Sunday, February 19, 2012


This appeared in yesterday's The Indian Express


Naïve young men and women. A bespoiled Eden. And lost innocence. That’s what Romesh Gunesekera’s first novel, Reef, was made of. With The Prisoner of Paradise, he returns to the same elements, this time with middling results.

The novel is set in the Mauritius of 1825, less than two decades after the French ceded the island to the British. On this land arrives the orphaned 19-year-old Lucy Gladwell, wanting “much more from the world than could be found within England's pebbly shores”. She’s to stay with her aunt and uncle, the latter being a Colonel Blimp-ish colonial administrator, very much a stock character.  (Lucy’s circumstances are thus markedly different from those of Deeti, who, in Amitav Ghosh’s River of Smoke, also arrives in Mauritius in the early decades of the 19th century to start a new life.)
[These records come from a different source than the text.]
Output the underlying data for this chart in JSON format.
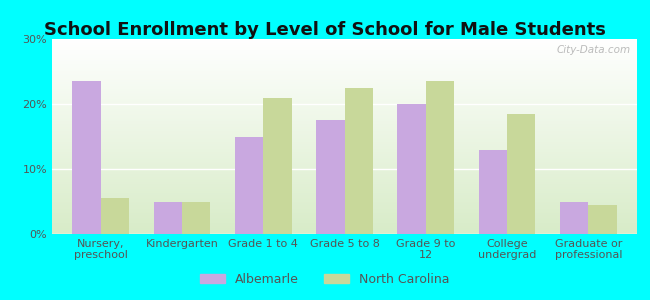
{
  "title": "School Enrollment by Level of School for Male Students",
  "categories": [
    "Nursery,\npreschool",
    "Kindergarten",
    "Grade 1 to 4",
    "Grade 5 to 8",
    "Grade 9 to\n12",
    "College\nundergrad",
    "Graduate or\nprofessional"
  ],
  "albemarle": [
    23.5,
    5.0,
    15.0,
    17.5,
    20.0,
    13.0,
    5.0
  ],
  "north_carolina": [
    5.5,
    5.0,
    21.0,
    22.5,
    23.5,
    18.5,
    4.5
  ],
  "albemarle_color": "#c9a8e0",
  "nc_color": "#c8d89a",
  "background_outer": "#00ffff",
  "background_inner_top": "#ffffff",
  "background_inner_bottom": "#d8ecc8",
  "ylim": [
    0,
    30
  ],
  "yticks": [
    0,
    10,
    20,
    30
  ],
  "ytick_labels": [
    "0%",
    "10%",
    "20%",
    "30%"
  ],
  "legend_albemarle": "Albemarle",
  "legend_nc": "North Carolina",
  "bar_width": 0.35,
  "title_fontsize": 13,
  "tick_fontsize": 8,
  "legend_fontsize": 9,
  "watermark": "City-Data.com"
}
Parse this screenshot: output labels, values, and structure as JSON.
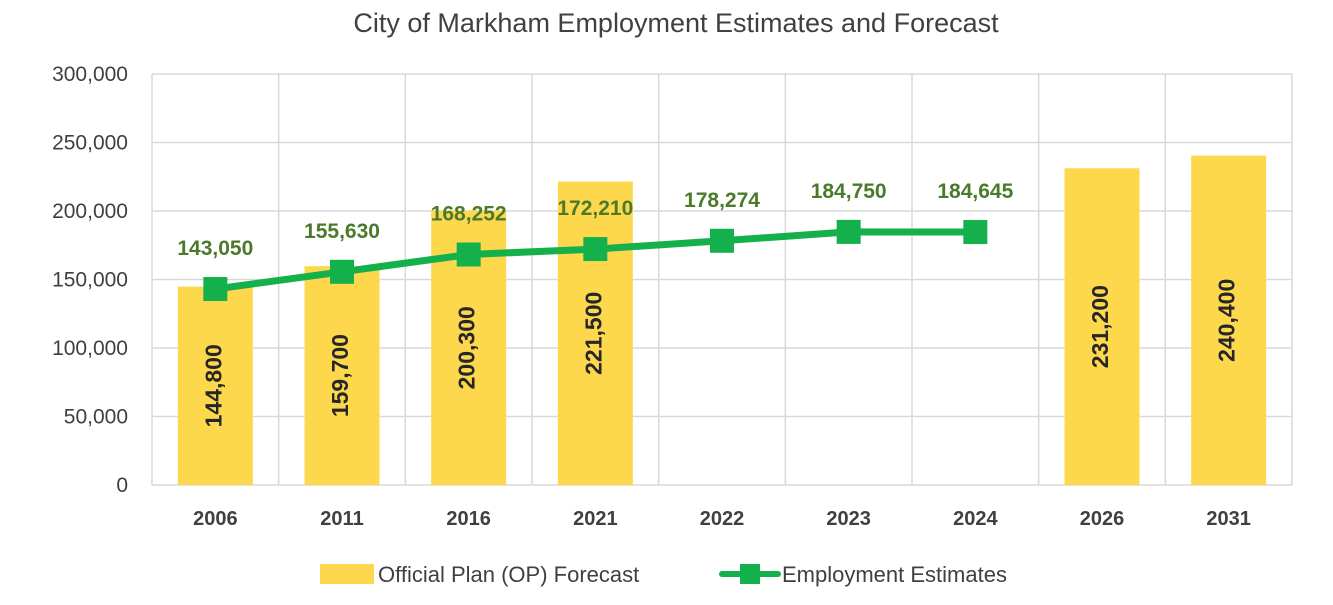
{
  "chart_data": {
    "type": "bar+line",
    "title": "City of Markham Employment Estimates and Forecast",
    "xlabel": "",
    "ylabel": "",
    "categories": [
      "2006",
      "2011",
      "2016",
      "2021",
      "2022",
      "2023",
      "2024",
      "2026",
      "2031"
    ],
    "ylim": [
      0,
      300000
    ],
    "yticks": [
      "0",
      "50,000",
      "100,000",
      "150,000",
      "200,000",
      "250,000",
      "300,000"
    ],
    "ytick_values": [
      0,
      50000,
      100000,
      150000,
      200000,
      250000,
      300000
    ],
    "grid": true,
    "legend_position": "bottom",
    "series": [
      {
        "name": "Official Plan (OP) Forecast",
        "type": "bar",
        "color": "#fdd84d",
        "values": [
          144800,
          159700,
          200300,
          221500,
          null,
          null,
          null,
          231200,
          240400
        ],
        "labels": [
          "144,800",
          "159,700",
          "200,300",
          "221,500",
          null,
          null,
          null,
          "231,200",
          "240,400"
        ]
      },
      {
        "name": "Employment Estimates",
        "type": "line",
        "color": "#14b04b",
        "label_color": "#4a7a2a",
        "values": [
          143050,
          155630,
          168252,
          172210,
          178274,
          184750,
          184645,
          null,
          null
        ],
        "labels": [
          "143,050",
          "155,630",
          "168,252",
          "172,210",
          "178,274",
          "184,750",
          "184,645",
          null,
          null
        ]
      }
    ]
  }
}
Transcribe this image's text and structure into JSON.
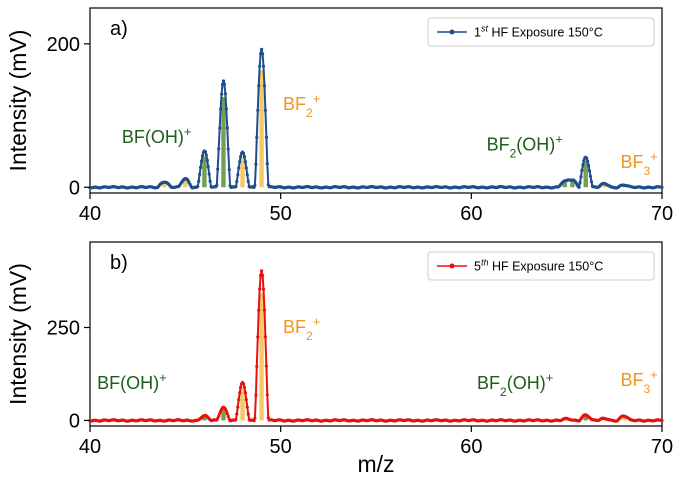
{
  "xlabel": "m/z",
  "colors": {
    "green_species": "#1e5e1a",
    "orange_species": "#f0951e",
    "green_bar": "#5a8e3a",
    "orange_bar": "#f3c04e"
  },
  "chart_data": [
    {
      "type": "line",
      "panel_label": "a)",
      "ylabel": "Intensity (mV)",
      "xlim": [
        40,
        70
      ],
      "ylim": [
        -8,
        250
      ],
      "xticks": [
        40,
        50,
        60,
        70
      ],
      "yticks": [
        0,
        200
      ],
      "grid": false,
      "legend_position": "top-right",
      "series": [
        {
          "name": "1st HF Exposure 150°C",
          "legend": {
            "pre": "1",
            "sup": "st",
            "post": " HF Exposure 150°C"
          },
          "color": "#1f4e8c",
          "peaks": [
            {
              "mz": 43.9,
              "height": 8
            },
            {
              "mz": 45.0,
              "height": 12
            },
            {
              "mz": 46.0,
              "height": 50
            },
            {
              "mz": 47.0,
              "height": 148
            },
            {
              "mz": 48.0,
              "height": 48
            },
            {
              "mz": 49.0,
              "height": 192
            },
            {
              "mz": 64.9,
              "height": 8
            },
            {
              "mz": 65.3,
              "height": 10
            },
            {
              "mz": 66.0,
              "height": 42
            },
            {
              "mz": 67.0,
              "height": 5
            },
            {
              "mz": 68.0,
              "height": 3
            }
          ]
        }
      ],
      "annotations": [
        {
          "parts": [
            {
              "t": "BF(OH)"
            },
            {
              "t": "+",
              "sup": true
            }
          ],
          "x": 43.5,
          "y": 62,
          "species": "green"
        },
        {
          "parts": [
            {
              "t": "BF"
            },
            {
              "t": "2",
              "sub": true
            },
            {
              "t": "+",
              "sup": true
            }
          ],
          "x": 51.1,
          "y": 108,
          "species": "orange"
        },
        {
          "parts": [
            {
              "t": "BF"
            },
            {
              "t": "2",
              "sub": true
            },
            {
              "t": "(OH)"
            },
            {
              "t": "+",
              "sup": true
            }
          ],
          "x": 62.8,
          "y": 51,
          "species": "green"
        },
        {
          "parts": [
            {
              "t": "BF"
            },
            {
              "t": "3",
              "sub": true
            },
            {
              "t": "+",
              "sup": true
            }
          ],
          "x": 68.8,
          "y": 27,
          "species": "orange"
        }
      ]
    },
    {
      "type": "line",
      "panel_label": "b)",
      "ylabel": "Intensity (mV)",
      "xlim": [
        40,
        70
      ],
      "ylim": [
        -15,
        480
      ],
      "xticks": [
        40,
        50,
        60,
        70
      ],
      "yticks": [
        0,
        250
      ],
      "grid": false,
      "legend_position": "top-right",
      "series": [
        {
          "name": "5th HF Exposure 150°C",
          "legend": {
            "pre": "5",
            "sup": "th",
            "post": " HF Exposure 150°C"
          },
          "color": "#e8120c",
          "peaks": [
            {
              "mz": 46.0,
              "height": 12
            },
            {
              "mz": 47.0,
              "height": 35
            },
            {
              "mz": 48.0,
              "height": 100
            },
            {
              "mz": 49.0,
              "height": 402
            },
            {
              "mz": 65.0,
              "height": 4
            },
            {
              "mz": 66.0,
              "height": 15
            },
            {
              "mz": 67.0,
              "height": 5
            },
            {
              "mz": 68.0,
              "height": 12
            }
          ]
        }
      ],
      "annotations": [
        {
          "parts": [
            {
              "t": "BF(OH)"
            },
            {
              "t": "+",
              "sup": true
            }
          ],
          "x": 42.2,
          "y": 85,
          "species": "green"
        },
        {
          "parts": [
            {
              "t": "BF"
            },
            {
              "t": "2",
              "sub": true
            },
            {
              "t": "+",
              "sup": true
            }
          ],
          "x": 51.1,
          "y": 235,
          "species": "orange"
        },
        {
          "parts": [
            {
              "t": "BF"
            },
            {
              "t": "2",
              "sub": true
            },
            {
              "t": "(OH)"
            },
            {
              "t": "+",
              "sup": true
            }
          ],
          "x": 62.3,
          "y": 85,
          "species": "green"
        },
        {
          "parts": [
            {
              "t": "BF"
            },
            {
              "t": "3",
              "sub": true
            },
            {
              "t": "+",
              "sup": true
            }
          ],
          "x": 68.8,
          "y": 92,
          "species": "orange"
        }
      ]
    }
  ]
}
With her secluded, poetry-steeped upbringing – Thomas Moore’s Lalla Rookh being a favourite – Lucy is initially charmed by “this sunny southern island bursting with colour and full of the sounds of singing and buzzing, gurgling and rustling, whistling and whispering…” Must have been difficult to sleep at night.

Soon, she meets and is attracted to the Darcy-like Don Lambodar, a suave, saturnine translator at the service of a rebellious princeling from Sri Lanka. But this is an island -- peopled by those from India, England, France, Mozambique and Sri Lanka, among others -- that, in the words of Lambodar, “the French emancipation failed to reach and the English abolitionists have yet to discover”. Soon, there are rumblings in paradise: disaffection spreads amongst the indentured plantation workers and others over the construction of a temple, as well as their overall circumstances. Natural and man-made storms will ensue, and lives will be overturned.

There’s certain obviousness to much of the material – Wide Sargasso Sea, this isn’t -- and many of the events occur offstage, being subsequently recounted by witnesses in the form of long conversations. This isn’t helped by stilted dialogue, even if you take into account the attempt to mirror earlier speech patterns. The prose, too, can veer towards the overheated: “He thought he was conducting a conversation, but discovered it had turned into a quarrel of silence with pauses and peripeteia of peculiar proportions”. A little later, flowers are revealed to be "sucking the morning sun into their dewy delicate tubes and releasing faint undulating vapours..."

What does come through, however, is Gunesekera’s earnestness in unfolding the narrative, as well as the sincerity with which he conveys the depth of feeling between Don and Lucy. Other than that, Prisoner of Paradise is too shackled to satisfy.